100 protesters show up at home of man whose racist rant at neighbor went viral

More than 100 protesters on Monday demonstrated at the home of a New Jersey man who was captured on video verbally attacking a neighbor with racist slurs, before reading his address and challenging the neighbor to “come see me.”

The videos of the Friday altercation, which run for more than six minutes, show a man, later identified as Edward Cagney Mathews, yelling racist slurs at his Black neighbor and pushing up against him with his chest.

The neighbor is also seen pushing Mathews at one point.

Edwards appears to call the neighbor a slur, and at one point says, “Learn your laws… it’s not Africa.”

The neighbor responded that he was born in America.

Minutes into the altercation Mathews looks at the camera and reads off his address, before saying “come f—ing see me” and “bring whoever.”

Videos of the rant received hundreds of thousands of views on Twitter.

On Monday, three days after the altercation, protesters began arriving at the address Mathews yelled in the video, chanting “We want Edward!” and “Come outside,” according to the Philadelphia Inquirer.

By Monday night, the crowd at Mathews’s house appeared to have increased to more than 100 people. The protesters reportedly cheered and threw food and water bottles at him, according to The Washington Post.

Mathews was taken into custody on Monday evening, according to the Inquirer. Video posted to Twitter shows police clearing a path through the crowd of protesters to bring Mathews, who was handcuffed, into a police car.

The Mount Laurel Police Department said it charged Mathews with harassment and biased intimidation, after authorities conducted an investigation.

Police said they first received a report of the incident when a resident of the neighborhood reported that “she is continually harassed by her neighbor, Edward Cagney Mathews.”

Burlington County Prosecutor Scott A. Coffina reportedly said that his office is charging Mathews with assault as well, according to the Post.

Mathews, during a phone interview with the Inquirer, apologized for the way he acted and said it was sparked by a longtime housing dispute with the homeowners’ association.
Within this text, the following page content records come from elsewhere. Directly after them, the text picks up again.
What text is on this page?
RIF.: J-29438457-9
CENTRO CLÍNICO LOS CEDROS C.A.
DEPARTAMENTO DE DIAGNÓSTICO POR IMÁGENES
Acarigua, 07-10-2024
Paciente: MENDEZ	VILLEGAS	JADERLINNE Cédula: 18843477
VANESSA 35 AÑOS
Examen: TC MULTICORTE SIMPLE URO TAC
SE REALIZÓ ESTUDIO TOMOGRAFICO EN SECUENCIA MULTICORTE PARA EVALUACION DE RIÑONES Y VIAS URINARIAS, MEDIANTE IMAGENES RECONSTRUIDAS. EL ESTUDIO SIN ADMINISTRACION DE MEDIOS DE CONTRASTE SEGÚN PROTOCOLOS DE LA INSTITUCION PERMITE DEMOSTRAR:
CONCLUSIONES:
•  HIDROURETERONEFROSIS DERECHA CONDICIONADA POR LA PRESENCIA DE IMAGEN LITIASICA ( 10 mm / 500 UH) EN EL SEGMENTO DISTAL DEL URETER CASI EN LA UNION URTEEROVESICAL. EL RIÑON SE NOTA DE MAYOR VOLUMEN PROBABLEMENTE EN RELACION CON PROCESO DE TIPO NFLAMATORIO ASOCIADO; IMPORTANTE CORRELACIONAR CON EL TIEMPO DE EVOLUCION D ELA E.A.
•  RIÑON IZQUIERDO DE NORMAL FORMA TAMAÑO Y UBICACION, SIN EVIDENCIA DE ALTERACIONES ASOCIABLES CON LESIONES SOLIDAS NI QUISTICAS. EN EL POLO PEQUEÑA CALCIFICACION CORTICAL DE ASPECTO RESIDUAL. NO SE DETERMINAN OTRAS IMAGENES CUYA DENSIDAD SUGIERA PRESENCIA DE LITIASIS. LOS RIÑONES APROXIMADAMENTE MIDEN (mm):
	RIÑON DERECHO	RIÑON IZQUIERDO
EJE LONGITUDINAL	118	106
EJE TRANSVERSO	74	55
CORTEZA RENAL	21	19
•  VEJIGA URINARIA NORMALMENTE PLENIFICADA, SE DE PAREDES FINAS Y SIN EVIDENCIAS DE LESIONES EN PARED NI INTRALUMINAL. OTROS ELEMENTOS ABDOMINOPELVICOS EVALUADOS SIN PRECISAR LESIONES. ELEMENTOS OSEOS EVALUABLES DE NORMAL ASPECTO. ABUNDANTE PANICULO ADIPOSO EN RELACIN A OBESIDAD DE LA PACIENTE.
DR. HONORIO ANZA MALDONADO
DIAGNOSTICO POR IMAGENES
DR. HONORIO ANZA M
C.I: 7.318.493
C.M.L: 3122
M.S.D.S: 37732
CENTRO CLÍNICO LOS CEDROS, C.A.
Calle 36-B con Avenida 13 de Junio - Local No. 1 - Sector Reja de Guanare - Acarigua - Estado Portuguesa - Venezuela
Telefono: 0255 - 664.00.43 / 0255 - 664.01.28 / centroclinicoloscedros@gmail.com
He also told the newspaper that he was drunk.

“I certainly wasn’t expecting an encounter like that and certainly wasn’t expecting to disrespect anybody,” Mathews said, according to the Inquirer. “Let me be clear: That is no excuse for what I said, but I lost my temper.”

He said he did not mean for his slurs to be racist, and contended that he uses the same language when speaking to white people.

“Anybody that knows me know that I just talk like this,” he told the Inquirer.